The application was and still is running on our old Windows 2000, Metaframe Xp farm without issue. Now we are migrating all the legacy apps to our newish Xenapp 5 farm.
The issue we are having with the application on the new farm is that it only stays active for exactly 68 seconds. Looking at citrix, its seems it is logging the session off as normal. If, from within the application, you for instance, are able to launch excel from within, the application will stay open and behave as normal.
I must admit, this is an inhouse application(written in power builder), but since it doesnt falter on the old citrix farm, they are pointing fingers at Xen App. Publishing office on the same servers works without a hitch, so its only this one application with the issue.
Has anyone come across anything similar, and know of a possible fix?
Regards
Mark
So, does the application sit there and then close itself after 68 seconds, even if you're using it?
Why is it called "Common Sense"? It doesn't seem all that common!
Yep, sure does. Doesnt matter if you let it sit, or use it.

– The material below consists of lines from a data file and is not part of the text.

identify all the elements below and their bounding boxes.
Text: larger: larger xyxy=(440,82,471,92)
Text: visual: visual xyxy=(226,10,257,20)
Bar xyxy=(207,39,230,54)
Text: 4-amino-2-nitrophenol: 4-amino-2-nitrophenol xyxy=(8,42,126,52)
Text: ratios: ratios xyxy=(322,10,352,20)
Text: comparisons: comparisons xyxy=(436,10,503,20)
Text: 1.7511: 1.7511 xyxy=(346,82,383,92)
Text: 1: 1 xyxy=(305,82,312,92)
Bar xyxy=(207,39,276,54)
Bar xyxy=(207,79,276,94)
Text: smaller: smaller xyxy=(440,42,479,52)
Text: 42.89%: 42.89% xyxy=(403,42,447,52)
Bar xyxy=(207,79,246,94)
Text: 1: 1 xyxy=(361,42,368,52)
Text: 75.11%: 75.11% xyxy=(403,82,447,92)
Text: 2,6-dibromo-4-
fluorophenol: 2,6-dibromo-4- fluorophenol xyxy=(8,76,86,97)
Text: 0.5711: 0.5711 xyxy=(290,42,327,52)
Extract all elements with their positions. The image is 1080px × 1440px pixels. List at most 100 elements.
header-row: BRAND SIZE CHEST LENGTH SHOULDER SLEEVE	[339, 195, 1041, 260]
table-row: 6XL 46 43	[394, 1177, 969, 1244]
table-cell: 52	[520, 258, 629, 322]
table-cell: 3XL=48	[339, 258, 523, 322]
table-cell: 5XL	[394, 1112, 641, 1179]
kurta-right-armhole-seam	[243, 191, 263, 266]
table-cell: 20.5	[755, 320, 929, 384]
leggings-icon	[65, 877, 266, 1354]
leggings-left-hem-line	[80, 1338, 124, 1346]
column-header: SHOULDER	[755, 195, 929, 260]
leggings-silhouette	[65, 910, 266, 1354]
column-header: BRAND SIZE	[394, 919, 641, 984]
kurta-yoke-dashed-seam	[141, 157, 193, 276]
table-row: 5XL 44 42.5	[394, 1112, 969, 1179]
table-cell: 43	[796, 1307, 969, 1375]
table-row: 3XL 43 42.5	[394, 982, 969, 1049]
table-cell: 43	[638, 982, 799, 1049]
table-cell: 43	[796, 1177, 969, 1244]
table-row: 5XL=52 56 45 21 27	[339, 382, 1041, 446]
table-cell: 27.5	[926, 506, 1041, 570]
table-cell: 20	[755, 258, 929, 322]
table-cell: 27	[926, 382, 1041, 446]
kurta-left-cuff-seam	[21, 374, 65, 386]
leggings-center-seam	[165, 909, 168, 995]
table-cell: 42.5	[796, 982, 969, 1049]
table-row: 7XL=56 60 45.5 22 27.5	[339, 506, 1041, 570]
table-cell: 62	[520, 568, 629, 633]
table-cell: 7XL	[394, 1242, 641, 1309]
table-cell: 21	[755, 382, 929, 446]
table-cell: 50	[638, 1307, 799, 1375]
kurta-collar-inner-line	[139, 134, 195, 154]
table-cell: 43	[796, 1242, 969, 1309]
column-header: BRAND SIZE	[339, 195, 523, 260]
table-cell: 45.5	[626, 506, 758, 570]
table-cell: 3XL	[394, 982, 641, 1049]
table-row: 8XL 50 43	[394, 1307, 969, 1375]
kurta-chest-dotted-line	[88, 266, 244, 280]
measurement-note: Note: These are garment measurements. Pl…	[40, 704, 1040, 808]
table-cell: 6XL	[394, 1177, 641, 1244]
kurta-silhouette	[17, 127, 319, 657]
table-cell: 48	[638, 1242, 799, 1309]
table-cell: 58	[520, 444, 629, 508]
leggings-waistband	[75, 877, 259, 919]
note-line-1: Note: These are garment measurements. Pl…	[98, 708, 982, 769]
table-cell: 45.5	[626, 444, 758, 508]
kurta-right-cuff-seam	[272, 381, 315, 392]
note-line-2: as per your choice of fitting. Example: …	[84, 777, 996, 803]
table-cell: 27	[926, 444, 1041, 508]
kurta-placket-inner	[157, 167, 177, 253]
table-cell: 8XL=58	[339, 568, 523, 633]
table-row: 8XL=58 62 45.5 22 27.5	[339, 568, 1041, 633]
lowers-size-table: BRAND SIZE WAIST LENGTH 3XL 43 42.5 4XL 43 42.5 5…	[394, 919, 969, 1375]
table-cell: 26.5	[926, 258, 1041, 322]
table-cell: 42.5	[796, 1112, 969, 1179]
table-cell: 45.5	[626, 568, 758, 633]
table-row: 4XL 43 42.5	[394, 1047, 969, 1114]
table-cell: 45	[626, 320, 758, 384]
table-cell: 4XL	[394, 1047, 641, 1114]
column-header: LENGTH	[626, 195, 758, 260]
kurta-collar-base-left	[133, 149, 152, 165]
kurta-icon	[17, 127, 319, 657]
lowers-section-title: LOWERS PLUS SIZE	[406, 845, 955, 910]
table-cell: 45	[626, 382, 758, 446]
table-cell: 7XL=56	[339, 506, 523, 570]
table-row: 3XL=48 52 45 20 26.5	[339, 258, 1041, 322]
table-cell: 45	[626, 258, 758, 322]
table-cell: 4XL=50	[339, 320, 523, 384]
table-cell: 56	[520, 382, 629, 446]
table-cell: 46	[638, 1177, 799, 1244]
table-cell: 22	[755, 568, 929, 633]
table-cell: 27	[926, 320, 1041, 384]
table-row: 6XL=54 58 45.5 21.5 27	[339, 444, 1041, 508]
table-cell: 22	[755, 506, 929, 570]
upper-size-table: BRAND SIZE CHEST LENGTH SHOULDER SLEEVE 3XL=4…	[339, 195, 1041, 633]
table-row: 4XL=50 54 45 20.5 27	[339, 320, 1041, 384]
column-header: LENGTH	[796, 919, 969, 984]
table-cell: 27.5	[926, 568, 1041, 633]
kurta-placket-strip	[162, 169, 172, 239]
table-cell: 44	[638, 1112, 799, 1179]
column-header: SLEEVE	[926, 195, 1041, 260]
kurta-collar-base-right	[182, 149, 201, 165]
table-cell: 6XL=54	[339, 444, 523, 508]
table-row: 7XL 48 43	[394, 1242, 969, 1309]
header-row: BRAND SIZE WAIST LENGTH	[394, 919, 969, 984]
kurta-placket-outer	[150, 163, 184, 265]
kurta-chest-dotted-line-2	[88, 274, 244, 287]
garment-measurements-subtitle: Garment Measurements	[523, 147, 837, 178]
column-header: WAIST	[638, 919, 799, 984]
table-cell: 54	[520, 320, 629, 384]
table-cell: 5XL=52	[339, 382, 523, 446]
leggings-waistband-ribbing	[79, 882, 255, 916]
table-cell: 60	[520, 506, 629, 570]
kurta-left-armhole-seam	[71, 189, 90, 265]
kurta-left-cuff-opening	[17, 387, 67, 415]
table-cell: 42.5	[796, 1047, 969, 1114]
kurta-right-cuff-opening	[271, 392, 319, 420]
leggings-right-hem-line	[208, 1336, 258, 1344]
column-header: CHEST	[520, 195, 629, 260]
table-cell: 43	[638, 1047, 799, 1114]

The only odd thing is, if I create a cmd file, that launches the app, and put a pause at the end of the script, the app will stay open for as long as you want. Of course, they dont want a command prompt sitting there, while the app is running.
Any ideas?
This sounds like one of those apps that uses a "launcher" to load a child process and run that. The problem usually ends up being that once the "launcher" finished doing it's job, the session thinks the executable is done (which it is) and shuts down. Sometimes the child process gets missed so the session doesn't recognize that it needs to stick around. Have you tried using something like Process Explorer or Process Monitor to see what's going on on the server side?
Dan
That shouldn't be the problem. We have a program that does just that... launches another .exe and then closes. The program stays open. Procmon would definitely show what is going on though. If all else fails just launch it with a "start <drive>:\<path>executable.exe" command. That should launch the app and close the command window.